Macalister reported the variations in plantaris as follows: Absence was described by many authors but there is considerable difference of opinion as to its relative frequency. Macalister thought that its absence was to that of palmaris in the proportion of one to three;

  1. Both Wood and Macalister found plantaris blended with the external (lateral) head of gastrocnemius;
  2. Wood reported a muscle with a doubled muscular belly;
  3. With a slip nearly its own size from the the medial side of its origin inserted into the ligamentum posticum (posterior tibiofibular) of Winslow;
  4. Having its tendon enclosed in a sheath inside that of the soleus;
  5. Ending in a widely expanded aponeurosis, half way down the leg, between the gastrocnemius and the soleus;
  6. Arising from the fascia over the popliteus muscle (Hyrtl);
  7. Or from the fibula between peroneus longus and flexor hallucis longus;
  8. It may receive a second head from the popliteal plane (Hall, 1808);
  9. Or from the knee capsule, near the intercondyloid notch;
  10. It may be attached by fibers to the medial margin of the tibia, and inserted midway between the inner malleolus and the os calcis (Sandifort, 1769);
  11. Lost partly in fat, and partly in the tendo Achillis;
  12. With a loose coiled tendon (Harrison);
  13. Origin sometimes lower down (Winslow);
  14. Inserted into the plantar fascia (Blandin);
  15. Inserted into the medial annular ligament (Brown, 1684).

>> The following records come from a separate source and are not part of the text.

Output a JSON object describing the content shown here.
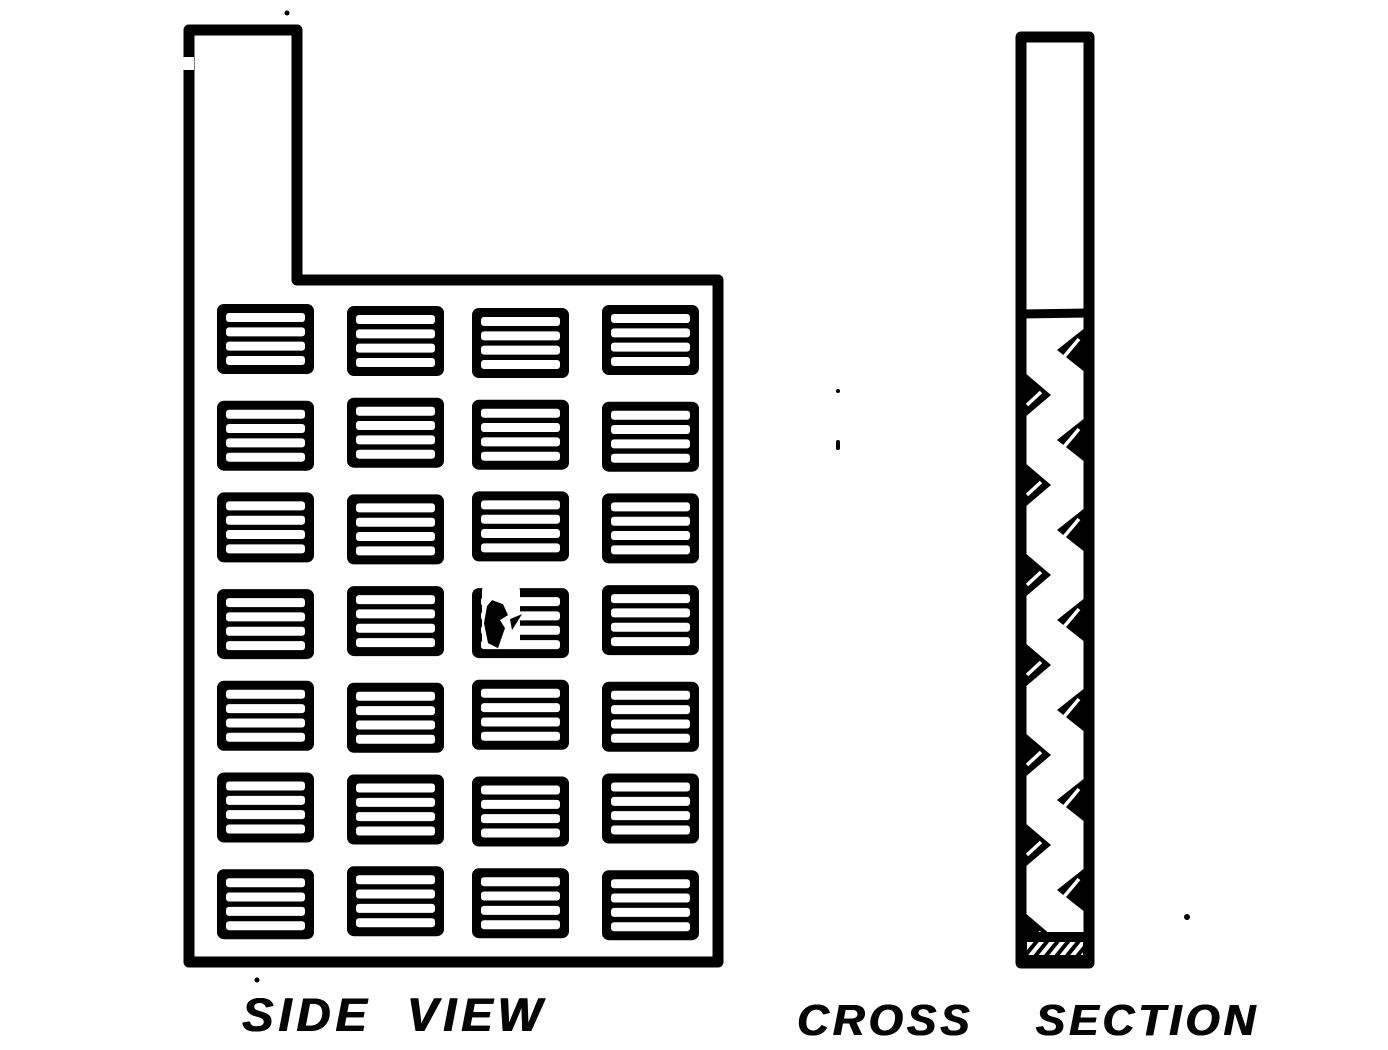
{
  "page": {
    "background_color": "#ffffff",
    "ink_color": "#000000"
  },
  "side_view": {
    "label": "SIDE VIEW",
    "grid_rows": 7,
    "grid_columns": 4,
    "stripes_per_cell": 4,
    "has_top_lug": true,
    "print_defect_cell": {
      "row": 4,
      "column": 3
    }
  },
  "cross_section": {
    "label": "CROSS SECTION",
    "zigzag_triangles_right": 7,
    "zigzag_triangles_left": 7,
    "has_divider_line": true,
    "hatched_base": true
  }
}
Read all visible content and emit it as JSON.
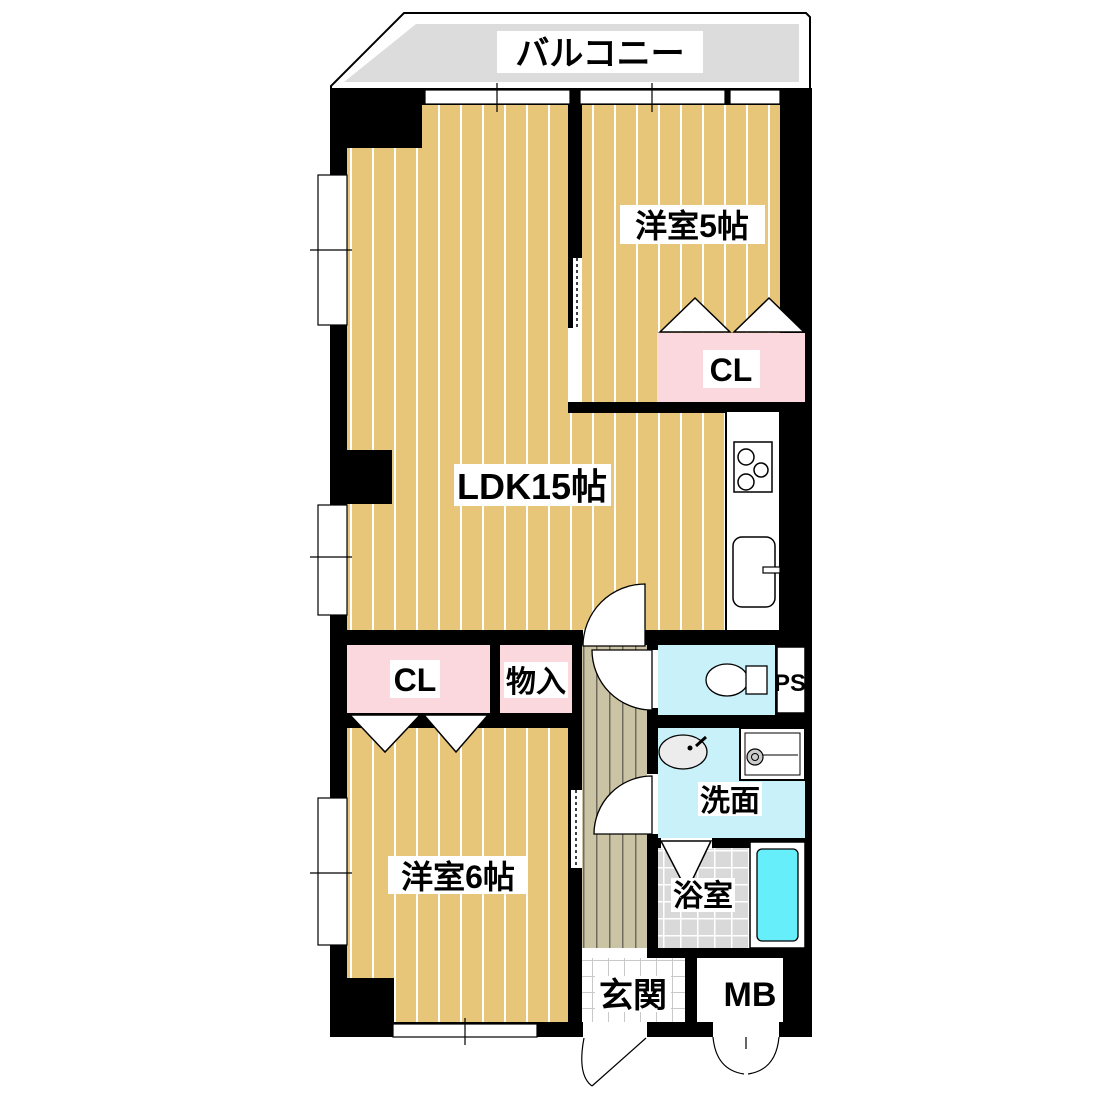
{
  "plan": {
    "type": "apartment-floor-plan",
    "labels": {
      "balcony": "バルコニー",
      "western_room_5": "洋室5帖",
      "ldk": "LDK15帖",
      "closet_upper": "CL",
      "closet_lower": "CL",
      "storage": "物入",
      "pipe_space": "PS",
      "washroom": "洗面",
      "bathroom": "浴室",
      "western_room_6": "洋室6帖",
      "entrance": "玄関",
      "meter_box": "MB"
    },
    "colors": {
      "wall": "#000000",
      "floor_tan": "#e7c679",
      "stripe_white": "#ffffff",
      "closet_pink": "#fbd8dd",
      "wet_cyan": "#c9f1fa",
      "tub_cyan": "#66eefa",
      "balcony_gray": "#dcdcdc",
      "bath_tile_gray": "#d9d9d9",
      "hallway_beige": "#cbc4a4",
      "hallway_line": "#6f6b5e",
      "entrance_tile_line": "#c9c9c9"
    }
  }
}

Syn.: Langer Sohlenmuskel s. dünner Sohlenmuskel.


Dasleler, E.H. and B.J. Anson. (1943) The plantaris muscle. An anatomical study of 750 specimens. J. Bone Joint Surg. 25:822-827.

George, R. (1953) Co-incidence of palmaris longus and plantaris muscles. Anat. Rec. 116:521-523.

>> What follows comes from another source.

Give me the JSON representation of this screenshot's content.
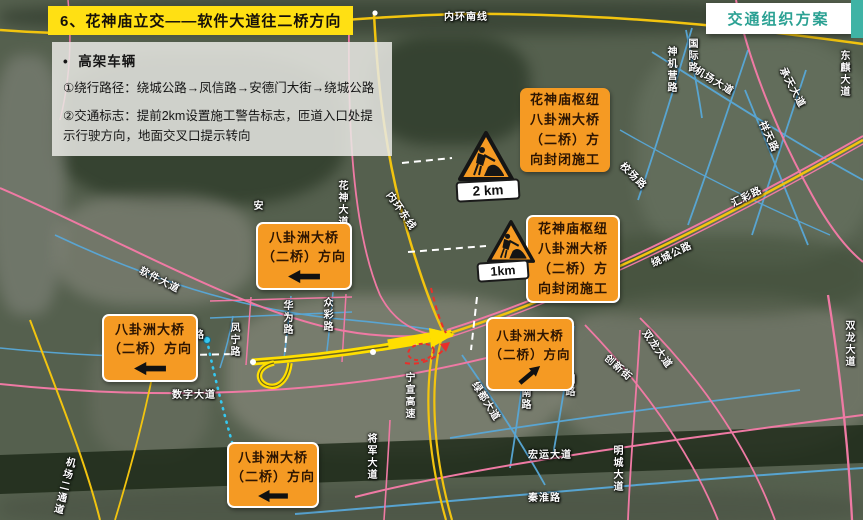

Gruber, W. (1874) Über den Musculus plantaris bicaudatus mit Endigung seines supernumerären Schwanzes im Ligamentum popliteum. Arch. Anat. Physiol. Wissen Med. 1874)467-473.

Henle, J. (1871) Handbuch der Muskellehre des Menschen, in Handbuch der systematischen Anatomie des Menschen. Verlag von Friedrich Vieweg und Sohn, Braunschweig.

Kudo, T. (1916) On the aponeurosis plantaris. Hokuetsu Igakkai Zasshi 31:98-107. In Japanese.

Macalister, A. Observations on muscular anomalies in the human anatomy. Third series with a catalogue of the principal muscular variations hitherto published. Trans. Roy. Irish Acad. Sci. 25:1-130.

Mori, M. (1964) Statistics on the musculature of the Japanese. Okajimas' Fol. Anat. Jap. 40:195-300.

Wood, J. (1864) On some varieties in human myology. Proc. Roy. Soc. Lond. B 13:299-303.